Lingyuanopterus dimensions
| Dimension | Metric | Imperial |
|---|---|---|
| Skull length | ≈306.8 mm | ≈12.08 in |
| Mandible length | ≈248.6 mm | ≈9.79 in |
| Prejoint-skull length | ≈236.9 mm | ≈9.33 in |
| Skull dorsoventral height | ≈51.1 mm | ≈2.01 in |
| Mandibular symphysis length | ≈64.8 mm | ≈2.55 in |
| Rostral length | ≈83.5 mm | ≈3.29 in |
| Nasoantorbital fenestra anteroposterior length | ≈149.3 mm | ≈5.88 in |
| Nasoantorbital fenestra dorsoventral height | ≈35.6 mm | ≈1.40 in |
| Upper tooth row length | ≈83.8 mm | ≈3.30 in |
| Lower tooth row length | ≈71.9 mm | ≈2.83 in |

Lingyuanopterus is only known from the holotype IVPP V 17940, which consists of a nearly complete skull, a nearly complete mandible, and an atlas-axis complex. The dorsal margin of the skull is smooth and slightly curved, with no parietal crest/sagittal crest. The rostrum is slightly deflected dorsally, with its anterior end thicker at the ventral margin. The bones on the right side of the skull are ventrally displaced due to its preservation.

== Classification ==
In Xu et al., (2022) Lingyuanopterus is recovered as an istiodactylid pterosaur.

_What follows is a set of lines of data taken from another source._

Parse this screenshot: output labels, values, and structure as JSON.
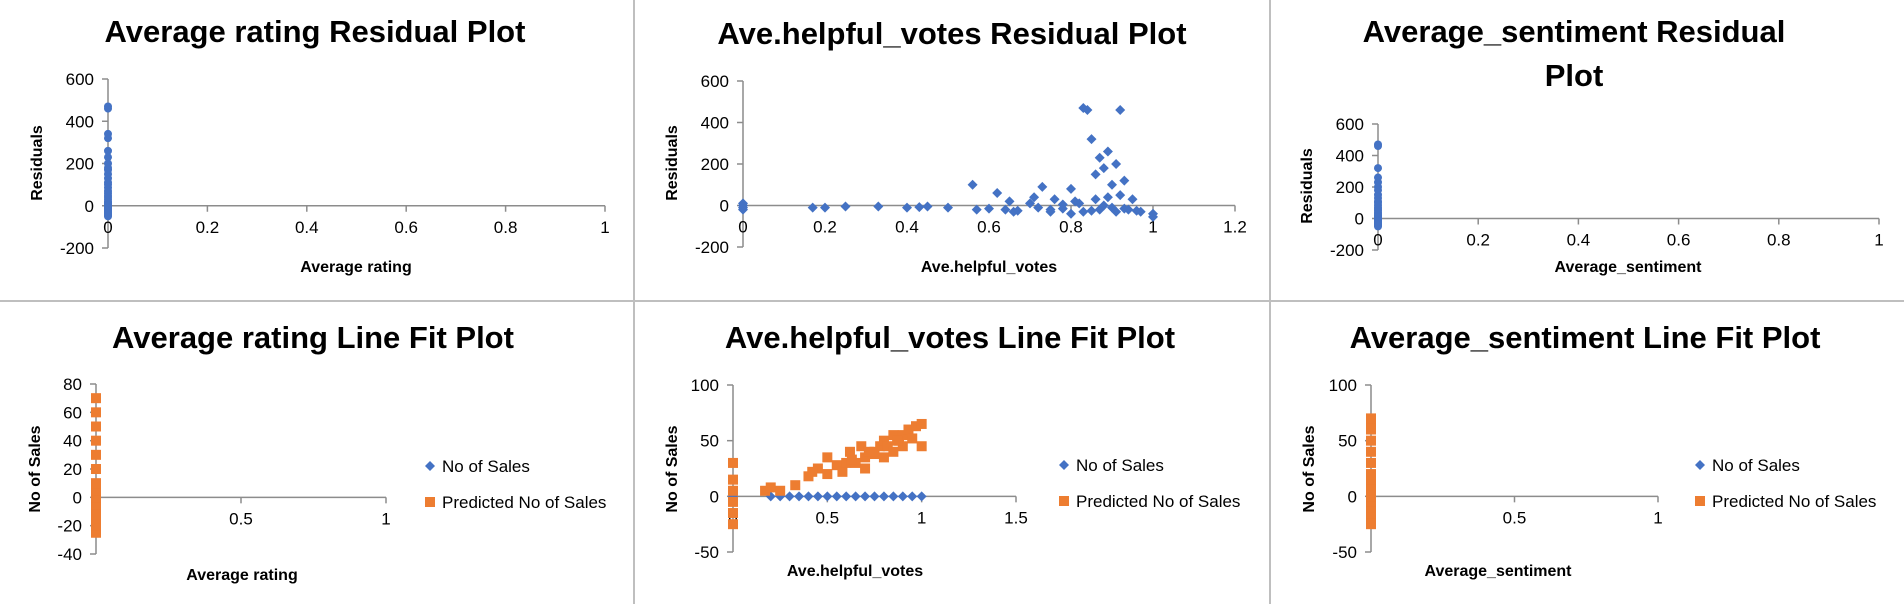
{
  "chart_data": [
    {
      "type": "scatter",
      "title": "Average rating  Residual Plot",
      "xlabel": "Average rating",
      "ylabel": "Residuals",
      "xlim": [
        0,
        1
      ],
      "ylim": [
        -200,
        600
      ],
      "xticks": [
        "0",
        "0.2",
        "0.4",
        "0.6",
        "0.8",
        "1"
      ],
      "yticks": [
        "-200",
        "0",
        "200",
        "400",
        "600"
      ],
      "marker": "circle",
      "color": "#4472C4",
      "series": [
        {
          "x": [
            0,
            0,
            0,
            0,
            0,
            0,
            0,
            0,
            0,
            0,
            0,
            0,
            0,
            0,
            0,
            0,
            0,
            0,
            0,
            0,
            0,
            0,
            0,
            0,
            0,
            0,
            0,
            0,
            0,
            0,
            0,
            0,
            0,
            0
          ],
          "y": [
            470,
            460,
            340,
            320,
            260,
            230,
            200,
            180,
            170,
            150,
            130,
            110,
            100,
            85,
            70,
            60,
            50,
            40,
            30,
            20,
            15,
            10,
            5,
            0,
            -5,
            -10,
            -15,
            -20,
            -25,
            -30,
            -35,
            -40,
            -45,
            -50
          ]
        }
      ]
    },
    {
      "type": "scatter",
      "title": "Ave.helpful_votes   Residual Plot",
      "xlabel": "Ave.helpful_votes",
      "ylabel": "Residuals",
      "xlim": [
        0,
        1.2
      ],
      "ylim": [
        -200,
        600
      ],
      "xticks": [
        "0",
        "0.2",
        "0.4",
        "0.6",
        "0.8",
        "1",
        "1.2"
      ],
      "yticks": [
        "-200",
        "0",
        "200",
        "400",
        "600"
      ],
      "marker": "diamond",
      "color": "#4472C4",
      "series": [
        {
          "x": [
            0,
            0,
            0,
            0,
            0.17,
            0.2,
            0.25,
            0.33,
            0.4,
            0.43,
            0.45,
            0.5,
            0.56,
            0.57,
            0.6,
            0.62,
            0.64,
            0.65,
            0.67,
            0.7,
            0.71,
            0.72,
            0.73,
            0.75,
            0.76,
            0.78,
            0.8,
            0.8,
            0.81,
            0.82,
            0.83,
            0.83,
            0.84,
            0.85,
            0.85,
            0.86,
            0.86,
            0.87,
            0.87,
            0.88,
            0.88,
            0.89,
            0.89,
            0.9,
            0.9,
            0.91,
            0.91,
            0.92,
            0.92,
            0.93,
            0.93,
            0.94,
            0.95,
            0.96,
            0.97,
            1.0,
            1.0,
            0.75,
            0.78,
            0.66
          ],
          "y": [
            10,
            0,
            -10,
            -20,
            -10,
            -10,
            -5,
            -5,
            -10,
            -8,
            -5,
            -10,
            100,
            -20,
            -15,
            60,
            -20,
            20,
            -25,
            10,
            40,
            -10,
            90,
            -30,
            30,
            -15,
            80,
            -40,
            20,
            10,
            470,
            -30,
            460,
            320,
            -25,
            150,
            30,
            230,
            -20,
            180,
            0,
            260,
            40,
            -10,
            100,
            200,
            -30,
            460,
            50,
            -15,
            120,
            -20,
            30,
            -25,
            -30,
            -40,
            -55,
            -20,
            5,
            -30
          ]
        }
      ]
    },
    {
      "type": "scatter",
      "title": "Average_sentiment   Residual Plot",
      "xlabel": "Average_sentiment",
      "ylabel": "Residuals",
      "xlim": [
        0,
        1
      ],
      "ylim": [
        -200,
        600
      ],
      "xticks": [
        "0",
        "0.2",
        "0.4",
        "0.6",
        "0.8",
        "1"
      ],
      "yticks": [
        "-200",
        "0",
        "200",
        "400",
        "600"
      ],
      "marker": "circle",
      "color": "#4472C4",
      "series": [
        {
          "x": [
            0,
            0,
            0,
            0,
            0,
            0,
            0,
            0,
            0,
            0,
            0,
            0,
            0,
            0,
            0,
            0,
            0,
            0,
            0,
            0,
            0,
            0,
            0,
            0,
            0,
            0,
            0,
            0,
            0,
            0,
            0,
            0
          ],
          "y": [
            470,
            460,
            320,
            260,
            230,
            200,
            180,
            150,
            130,
            110,
            100,
            85,
            70,
            60,
            50,
            40,
            30,
            20,
            15,
            10,
            5,
            0,
            -5,
            -10,
            -15,
            -20,
            -25,
            -30,
            -35,
            -40,
            -45,
            -50
          ]
        }
      ]
    },
    {
      "type": "scatter",
      "title": "Average rating Line Fit  Plot",
      "xlabel": "Average rating",
      "ylabel": "No of Sales",
      "xlim": [
        0,
        1
      ],
      "ylim": [
        -40,
        80
      ],
      "xticks": [
        "0",
        "0.5",
        "1"
      ],
      "yticks": [
        "-40",
        "-20",
        "0",
        "20",
        "40",
        "60",
        "80"
      ],
      "legend_position": "right",
      "series": [
        {
          "name": "No of Sales",
          "marker": "diamond",
          "color": "#4472C4",
          "x": [
            0,
            0,
            0,
            0,
            0
          ],
          "y": [
            0,
            0,
            0,
            0,
            0
          ]
        },
        {
          "name": "Predicted No of Sales",
          "marker": "square",
          "color": "#ED7D31",
          "x": [
            0,
            0,
            0,
            0,
            0,
            0,
            0,
            0,
            0,
            0,
            0,
            0,
            0,
            0
          ],
          "y": [
            -25,
            -20,
            -15,
            -10,
            -5,
            0,
            5,
            10,
            20,
            30,
            40,
            50,
            60,
            70
          ]
        }
      ]
    },
    {
      "type": "scatter",
      "title": "Ave.helpful_votes  Line Fit  Plot",
      "xlabel": "Ave.helpful_votes",
      "ylabel": "No of Sales",
      "xlim": [
        0,
        1.5
      ],
      "ylim": [
        -50,
        100
      ],
      "xticks": [
        "0",
        "0.5",
        "1",
        "1.5"
      ],
      "yticks": [
        "-50",
        "0",
        "50",
        "100"
      ],
      "legend_position": "right",
      "series": [
        {
          "name": "No of Sales",
          "marker": "diamond",
          "color": "#4472C4",
          "x": [
            0,
            0.2,
            0.25,
            0.3,
            0.35,
            0.4,
            0.45,
            0.5,
            0.55,
            0.6,
            0.65,
            0.7,
            0.75,
            0.8,
            0.85,
            0.9,
            0.95,
            1.0
          ],
          "y": [
            0,
            0,
            0,
            0,
            0,
            0,
            0,
            0,
            0,
            0,
            0,
            0,
            0,
            0,
            0,
            0,
            0,
            0
          ]
        },
        {
          "name": "Predicted No of Sales",
          "marker": "square",
          "color": "#ED7D31",
          "x": [
            0,
            0,
            0,
            0,
            0,
            0,
            0.17,
            0.2,
            0.25,
            0.33,
            0.4,
            0.45,
            0.5,
            0.5,
            0.55,
            0.58,
            0.6,
            0.62,
            0.65,
            0.68,
            0.7,
            0.7,
            0.72,
            0.75,
            0.78,
            0.8,
            0.8,
            0.82,
            0.85,
            0.85,
            0.88,
            0.9,
            0.9,
            0.93,
            0.95,
            0.97,
            1.0,
            1.0,
            0.42,
            0.63,
            0.75,
            0.87
          ],
          "y": [
            -25,
            -15,
            -5,
            5,
            15,
            30,
            5,
            8,
            5,
            10,
            18,
            25,
            20,
            35,
            28,
            22,
            30,
            40,
            30,
            45,
            35,
            25,
            40,
            38,
            45,
            50,
            35,
            45,
            55,
            40,
            50,
            55,
            45,
            60,
            52,
            63,
            65,
            45,
            22,
            33,
            40,
            50
          ]
        }
      ]
    },
    {
      "type": "scatter",
      "title": "Average_sentiment  Line Fit  Plot",
      "xlabel": "Average_sentiment",
      "ylabel": "No of Sales",
      "xlim": [
        0,
        1
      ],
      "ylim": [
        -50,
        100
      ],
      "xticks": [
        "0",
        "0.5",
        "1"
      ],
      "yticks": [
        "-50",
        "0",
        "50",
        "100"
      ],
      "legend_position": "right",
      "series": [
        {
          "name": "No of Sales",
          "marker": "diamond",
          "color": "#4472C4",
          "x": [
            0,
            0,
            0,
            0,
            0
          ],
          "y": [
            0,
            0,
            0,
            0,
            0
          ]
        },
        {
          "name": "Predicted No of Sales",
          "marker": "square",
          "color": "#ED7D31",
          "x": [
            0,
            0,
            0,
            0,
            0,
            0,
            0,
            0,
            0,
            0,
            0,
            0,
            0,
            0,
            0,
            0
          ],
          "y": [
            -25,
            -20,
            -15,
            -10,
            -5,
            0,
            5,
            10,
            15,
            20,
            30,
            40,
            50,
            60,
            65,
            70
          ]
        }
      ]
    }
  ]
}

Cladogram after Xu et al., (2022):

== Paleobiology ==
Xu et al., (2022) suggest that Lingyuanopterus was adapted for scavenging, citing several features including the well-interlocked labiolingually compressed teeth, slender maxillae, shallow rostra and mandibular symphyses and long retroarticular processes.